The second major problem with WV Invests is a requirement that students complete a drug test each semester, and pay for it themselves. In a state ravaged by the opioid epidemic, it makes little sense to deny opportunities to build a pathway to a new career to those suffering from an illness. This is a classic “tough on crime” measure that is designed only to score points and ration the state’s investment.

It’s also non-sensical; West Virginia doesn’t drug-test families who invest in the state’s 529 college savings plan, even though they receive a tax benefit for doing so. And as with the use of criminal history and drug convictions in admissions and financial aid, this type of policy runs the serious risk of harming students of color, and is counterintuitive to the idea that education can help one better their circumstances.

Instead of requiring out-of-pocket drug testing, West Virginia could increase investment in treatment and drug prevention systems across their community college campuses, similar to the way many college campuses have integrated social services and public benefit systems. At the end of the day, if education is to be transformative, it should be transformative for everyone, including those struggling with addiction.

To understand what a well-funded, truly affordable public 2-year system can do, one need look no further than this heartbreaking piece in Belt magazine this week, which outlines the spectacular failure and fallout of one company’s attempt to provide unemployed West Virginian coal miners with coding skills and experience in the tech industry.

This story, and the lawsuit stemming from it, is in many ways a microcosm of the past 3 decades of higher education policy. As the demand for higher education has grown, we have assumed that skills-training alone is the answer to stagnant wages and declining living standards. We have assumed that private providers have their finger on the pulse of the local labor market better than public schools that have been there for decades, and that the cost of a degree program (and the risk of not succeeding) should be borne more and more by students or their parents, rather than being seen as a public investment from which we all recoup benefits. We have not done a good enough job of transforming a wholly inadequate social safety net—from unemployment insurance to health care to child care—into one that ensures that the risks of pursuing an education are properly mitigated. Thus, funding for community colleges has withered, even as the colleges themselves are spending no more than they were over a decade ago.

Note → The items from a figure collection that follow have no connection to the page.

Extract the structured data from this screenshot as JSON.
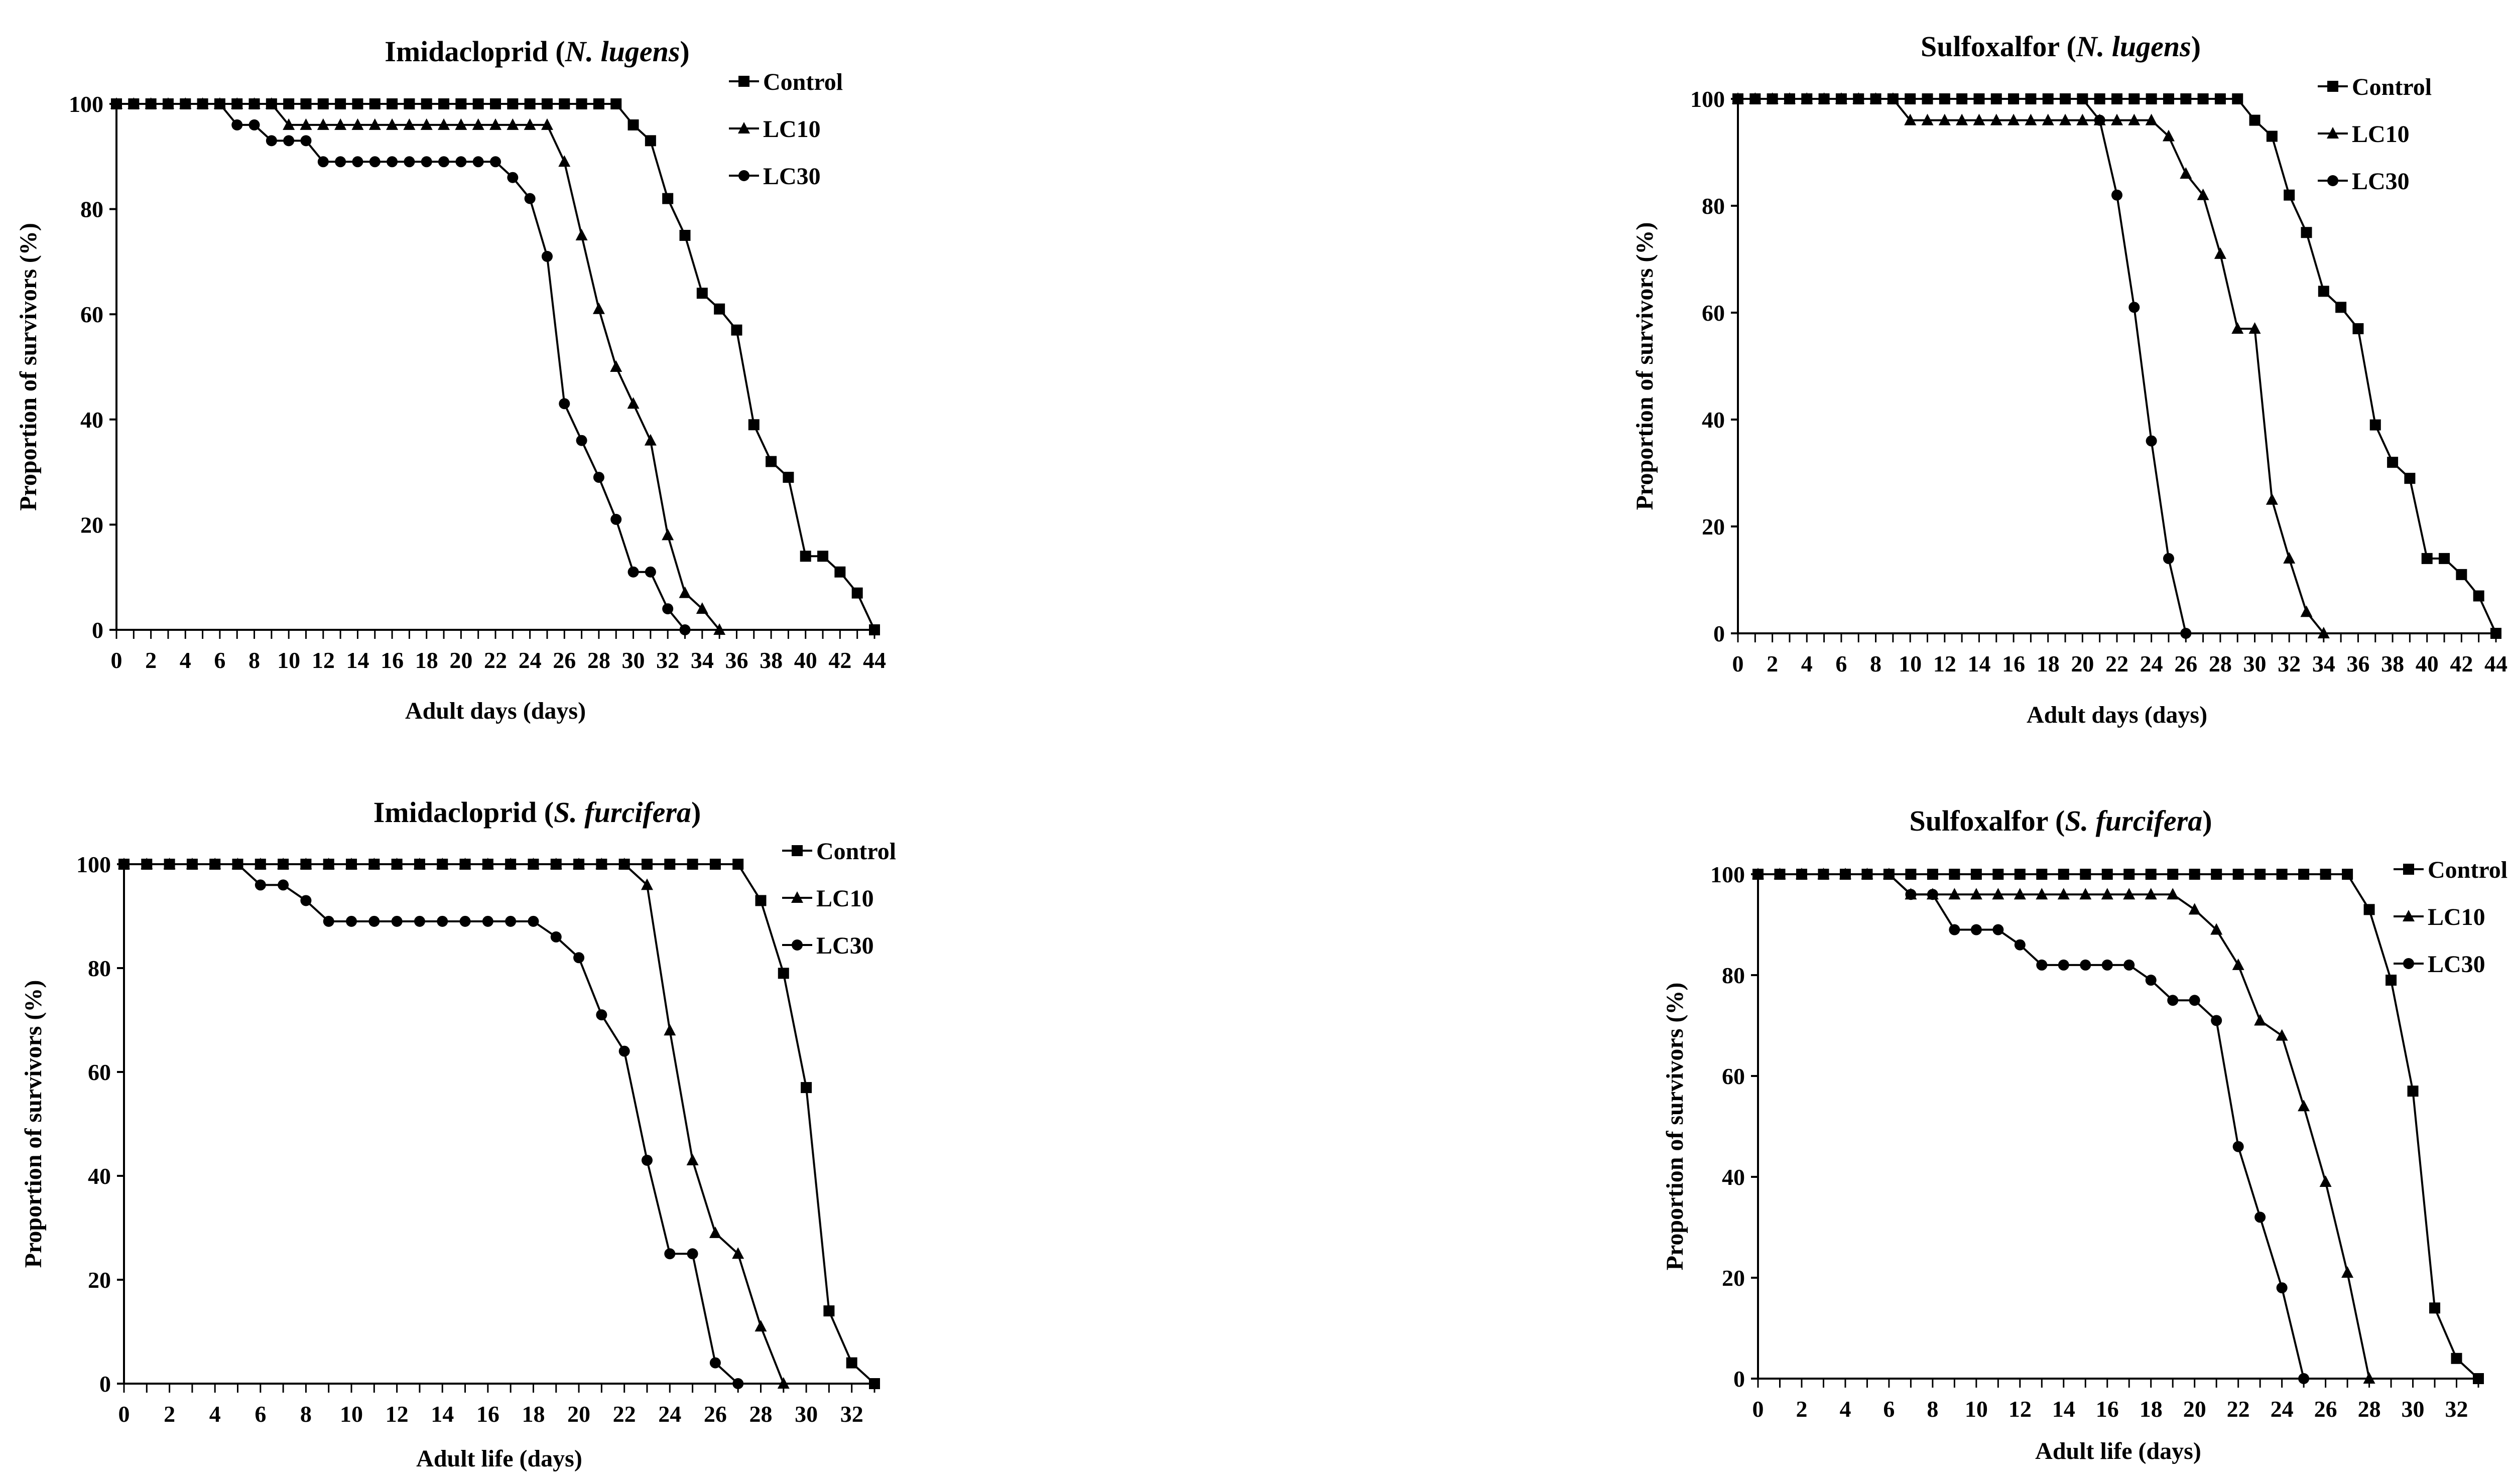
{
  "colors": {
    "line": "#000000",
    "background": "#ffffff"
  },
  "chart_data": [
    {
      "type": "line",
      "title_prefix": "Imidacloprid (",
      "title_species": "N. lugens",
      "title_suffix": ")",
      "xlabel": "Adult days (days)",
      "ylabel": "Proportion of survivors (%)",
      "xlim": [
        0,
        44
      ],
      "ylim": [
        0,
        100
      ],
      "xticks": [
        0,
        2,
        4,
        6,
        8,
        10,
        12,
        14,
        16,
        18,
        20,
        22,
        24,
        26,
        28,
        30,
        32,
        34,
        36,
        38,
        40,
        42,
        44
      ],
      "yticks": [
        0,
        20,
        40,
        60,
        80,
        100
      ],
      "legend_position": "top-right",
      "series": [
        {
          "name": "Control",
          "marker": "square",
          "x": [
            0,
            1,
            2,
            3,
            4,
            5,
            6,
            7,
            8,
            9,
            10,
            11,
            12,
            13,
            14,
            15,
            16,
            17,
            18,
            19,
            20,
            21,
            22,
            23,
            24,
            25,
            26,
            27,
            28,
            29,
            30,
            31,
            32,
            33,
            34,
            35,
            36,
            37,
            38,
            39,
            40,
            41,
            42,
            43,
            44
          ],
          "y": [
            100,
            100,
            100,
            100,
            100,
            100,
            100,
            100,
            100,
            100,
            100,
            100,
            100,
            100,
            100,
            100,
            100,
            100,
            100,
            100,
            100,
            100,
            100,
            100,
            100,
            100,
            100,
            100,
            100,
            100,
            96,
            93,
            82,
            75,
            64,
            61,
            57,
            39,
            32,
            29,
            14,
            14,
            11,
            7,
            0
          ]
        },
        {
          "name": "LC10",
          "marker": "triangle",
          "x": [
            0,
            1,
            2,
            3,
            4,
            5,
            6,
            7,
            8,
            9,
            10,
            11,
            12,
            13,
            14,
            15,
            16,
            17,
            18,
            19,
            20,
            21,
            22,
            23,
            24,
            25,
            26,
            27,
            28,
            29,
            30,
            31,
            32,
            33,
            34,
            35
          ],
          "y": [
            100,
            100,
            100,
            100,
            100,
            100,
            100,
            100,
            100,
            100,
            96,
            96,
            96,
            96,
            96,
            96,
            96,
            96,
            96,
            96,
            96,
            96,
            96,
            96,
            96,
            96,
            89,
            75,
            61,
            50,
            43,
            36,
            18,
            7,
            4,
            0
          ]
        },
        {
          "name": "LC30",
          "marker": "circle",
          "x": [
            0,
            1,
            2,
            3,
            4,
            5,
            6,
            7,
            8,
            9,
            10,
            11,
            12,
            13,
            14,
            15,
            16,
            17,
            18,
            19,
            20,
            21,
            22,
            23,
            24,
            25,
            26,
            27,
            28,
            29,
            30,
            31,
            32,
            33
          ],
          "y": [
            100,
            100,
            100,
            100,
            100,
            100,
            100,
            96,
            96,
            93,
            93,
            93,
            89,
            89,
            89,
            89,
            89,
            89,
            89,
            89,
            89,
            89,
            89,
            86,
            82,
            71,
            43,
            36,
            29,
            21,
            11,
            11,
            4,
            0
          ]
        }
      ]
    },
    {
      "type": "line",
      "title_prefix": "Sulfoxalfor (",
      "title_species": "N. lugens",
      "title_suffix": ")",
      "xlabel": "Adult days (days)",
      "ylabel": "Proportion of survivors (%)",
      "xlim": [
        0,
        44
      ],
      "ylim": [
        0,
        100
      ],
      "xticks": [
        0,
        2,
        4,
        6,
        8,
        10,
        12,
        14,
        16,
        18,
        20,
        22,
        24,
        26,
        28,
        30,
        32,
        34,
        36,
        38,
        40,
        42,
        44
      ],
      "yticks": [
        0,
        20,
        40,
        60,
        80,
        100
      ],
      "legend_position": "top-right",
      "series": [
        {
          "name": "Control",
          "marker": "square",
          "x": [
            0,
            1,
            2,
            3,
            4,
            5,
            6,
            7,
            8,
            9,
            10,
            11,
            12,
            13,
            14,
            15,
            16,
            17,
            18,
            19,
            20,
            21,
            22,
            23,
            24,
            25,
            26,
            27,
            28,
            29,
            30,
            31,
            32,
            33,
            34,
            35,
            36,
            37,
            38,
            39,
            40,
            41,
            42,
            43,
            44
          ],
          "y": [
            100,
            100,
            100,
            100,
            100,
            100,
            100,
            100,
            100,
            100,
            100,
            100,
            100,
            100,
            100,
            100,
            100,
            100,
            100,
            100,
            100,
            100,
            100,
            100,
            100,
            100,
            100,
            100,
            100,
            100,
            96,
            93,
            82,
            75,
            64,
            61,
            57,
            39,
            32,
            29,
            14,
            14,
            11,
            7,
            0
          ]
        },
        {
          "name": "LC10",
          "marker": "triangle",
          "x": [
            0,
            1,
            2,
            3,
            4,
            5,
            6,
            7,
            8,
            9,
            10,
            11,
            12,
            13,
            14,
            15,
            16,
            17,
            18,
            19,
            20,
            21,
            22,
            23,
            24,
            25,
            26,
            27,
            28,
            29,
            30,
            31,
            32,
            33,
            34
          ],
          "y": [
            100,
            100,
            100,
            100,
            100,
            100,
            100,
            100,
            100,
            100,
            96,
            96,
            96,
            96,
            96,
            96,
            96,
            96,
            96,
            96,
            96,
            96,
            96,
            96,
            96,
            93,
            86,
            82,
            71,
            57,
            57,
            25,
            14,
            4,
            0
          ]
        },
        {
          "name": "LC30",
          "marker": "circle",
          "x": [
            0,
            1,
            2,
            3,
            4,
            5,
            6,
            7,
            8,
            9,
            10,
            11,
            12,
            13,
            14,
            15,
            16,
            17,
            18,
            19,
            20,
            21,
            22,
            23,
            24,
            25,
            26
          ],
          "y": [
            100,
            100,
            100,
            100,
            100,
            100,
            100,
            100,
            100,
            100,
            100,
            100,
            100,
            100,
            100,
            100,
            100,
            100,
            100,
            100,
            100,
            96,
            82,
            61,
            36,
            14,
            0
          ]
        }
      ]
    },
    {
      "type": "line",
      "title_prefix": "Imidacloprid (",
      "title_species": "S. furcifera",
      "title_suffix": ")",
      "xlabel": "Adult  life (days)",
      "ylabel": "Proportion of survivors (%)",
      "xlim": [
        0,
        33
      ],
      "ylim": [
        0,
        100
      ],
      "xticks": [
        0,
        2,
        4,
        6,
        8,
        10,
        12,
        14,
        16,
        18,
        20,
        22,
        24,
        26,
        28,
        30,
        32
      ],
      "yticks": [
        0,
        20,
        40,
        60,
        80,
        100
      ],
      "legend_position": "top-right",
      "series": [
        {
          "name": "Control",
          "marker": "square",
          "x": [
            0,
            1,
            2,
            3,
            4,
            5,
            6,
            7,
            8,
            9,
            10,
            11,
            12,
            13,
            14,
            15,
            16,
            17,
            18,
            19,
            20,
            21,
            22,
            23,
            24,
            25,
            26,
            27,
            28,
            29,
            30,
            31,
            32,
            33
          ],
          "y": [
            100,
            100,
            100,
            100,
            100,
            100,
            100,
            100,
            100,
            100,
            100,
            100,
            100,
            100,
            100,
            100,
            100,
            100,
            100,
            100,
            100,
            100,
            100,
            100,
            100,
            100,
            100,
            100,
            93,
            79,
            57,
            14,
            4,
            0
          ]
        },
        {
          "name": "LC10",
          "marker": "triangle",
          "x": [
            0,
            1,
            2,
            3,
            4,
            5,
            6,
            7,
            8,
            9,
            10,
            11,
            12,
            13,
            14,
            15,
            16,
            17,
            18,
            19,
            20,
            21,
            22,
            23,
            24,
            25,
            26,
            27,
            28,
            29
          ],
          "y": [
            100,
            100,
            100,
            100,
            100,
            100,
            100,
            100,
            100,
            100,
            100,
            100,
            100,
            100,
            100,
            100,
            100,
            100,
            100,
            100,
            100,
            100,
            100,
            96,
            68,
            43,
            29,
            25,
            11,
            0
          ]
        },
        {
          "name": "LC30",
          "marker": "circle",
          "x": [
            0,
            1,
            2,
            3,
            4,
            5,
            6,
            7,
            8,
            9,
            10,
            11,
            12,
            13,
            14,
            15,
            16,
            17,
            18,
            19,
            20,
            21,
            22,
            23,
            24,
            25,
            26,
            27
          ],
          "y": [
            100,
            100,
            100,
            100,
            100,
            100,
            96,
            96,
            93,
            89,
            89,
            89,
            89,
            89,
            89,
            89,
            89,
            89,
            89,
            86,
            82,
            71,
            64,
            43,
            25,
            25,
            4,
            0
          ]
        }
      ]
    },
    {
      "type": "line",
      "title_prefix": "Sulfoxalfor (",
      "title_species": "S. furcifera",
      "title_suffix": ")",
      "xlabel": "Adult life (days)",
      "ylabel": "Proportion of survivors (%)",
      "xlim": [
        0,
        33
      ],
      "ylim": [
        0,
        100
      ],
      "xticks": [
        0,
        2,
        4,
        6,
        8,
        10,
        12,
        14,
        16,
        18,
        20,
        22,
        24,
        26,
        28,
        30,
        32
      ],
      "yticks": [
        0,
        20,
        40,
        60,
        80,
        100
      ],
      "legend_position": "top-right",
      "series": [
        {
          "name": "Control",
          "marker": "square",
          "x": [
            0,
            1,
            2,
            3,
            4,
            5,
            6,
            7,
            8,
            9,
            10,
            11,
            12,
            13,
            14,
            15,
            16,
            17,
            18,
            19,
            20,
            21,
            22,
            23,
            24,
            25,
            26,
            27,
            28,
            29,
            30,
            31,
            32,
            33
          ],
          "y": [
            100,
            100,
            100,
            100,
            100,
            100,
            100,
            100,
            100,
            100,
            100,
            100,
            100,
            100,
            100,
            100,
            100,
            100,
            100,
            100,
            100,
            100,
            100,
            100,
            100,
            100,
            100,
            100,
            93,
            79,
            57,
            14,
            4,
            0
          ]
        },
        {
          "name": "LC10",
          "marker": "triangle",
          "x": [
            0,
            1,
            2,
            3,
            4,
            5,
            6,
            7,
            8,
            9,
            10,
            11,
            12,
            13,
            14,
            15,
            16,
            17,
            18,
            19,
            20,
            21,
            22,
            23,
            24,
            25,
            26,
            27,
            28
          ],
          "y": [
            100,
            100,
            100,
            100,
            100,
            100,
            100,
            96,
            96,
            96,
            96,
            96,
            96,
            96,
            96,
            96,
            96,
            96,
            96,
            96,
            93,
            89,
            82,
            71,
            68,
            54,
            39,
            21,
            0
          ]
        },
        {
          "name": "LC30",
          "marker": "circle",
          "x": [
            0,
            1,
            2,
            3,
            4,
            5,
            6,
            7,
            8,
            9,
            10,
            11,
            12,
            13,
            14,
            15,
            16,
            17,
            18,
            19,
            20,
            21,
            22,
            23,
            24,
            25
          ],
          "y": [
            100,
            100,
            100,
            100,
            100,
            100,
            100,
            96,
            96,
            89,
            89,
            89,
            86,
            82,
            82,
            82,
            82,
            82,
            79,
            75,
            75,
            71,
            46,
            32,
            18,
            0
          ]
        }
      ]
    }
  ]
}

Community colleges, at their best, are pillars of their communities and key players in thriving local labor markets. They can offer no-cost degrees to students, partner with employers, and connect them to the local workforce in ways that large, investor-driven operations seem less able to do. They can do it without much of the short-term profit-motive that coding bootcamps may feel pressure to fulfill. They can do it without being flashy and pretending that tech jobs will replace coal mining jobs overnight, or offering false promises just to get students in the door with their federal financial aid dollars. And they can do it without cartoonishly blaming the students themselves for program results.

But doing that will require a bit of public investment, and it will mean resisting the allure of cheap political points and additional complexities that prevent everyone from participating. Lawmakers, like those designing WV Invests, shouldn’t be afraid of students, and they shouldn’t be afraid of investing in them.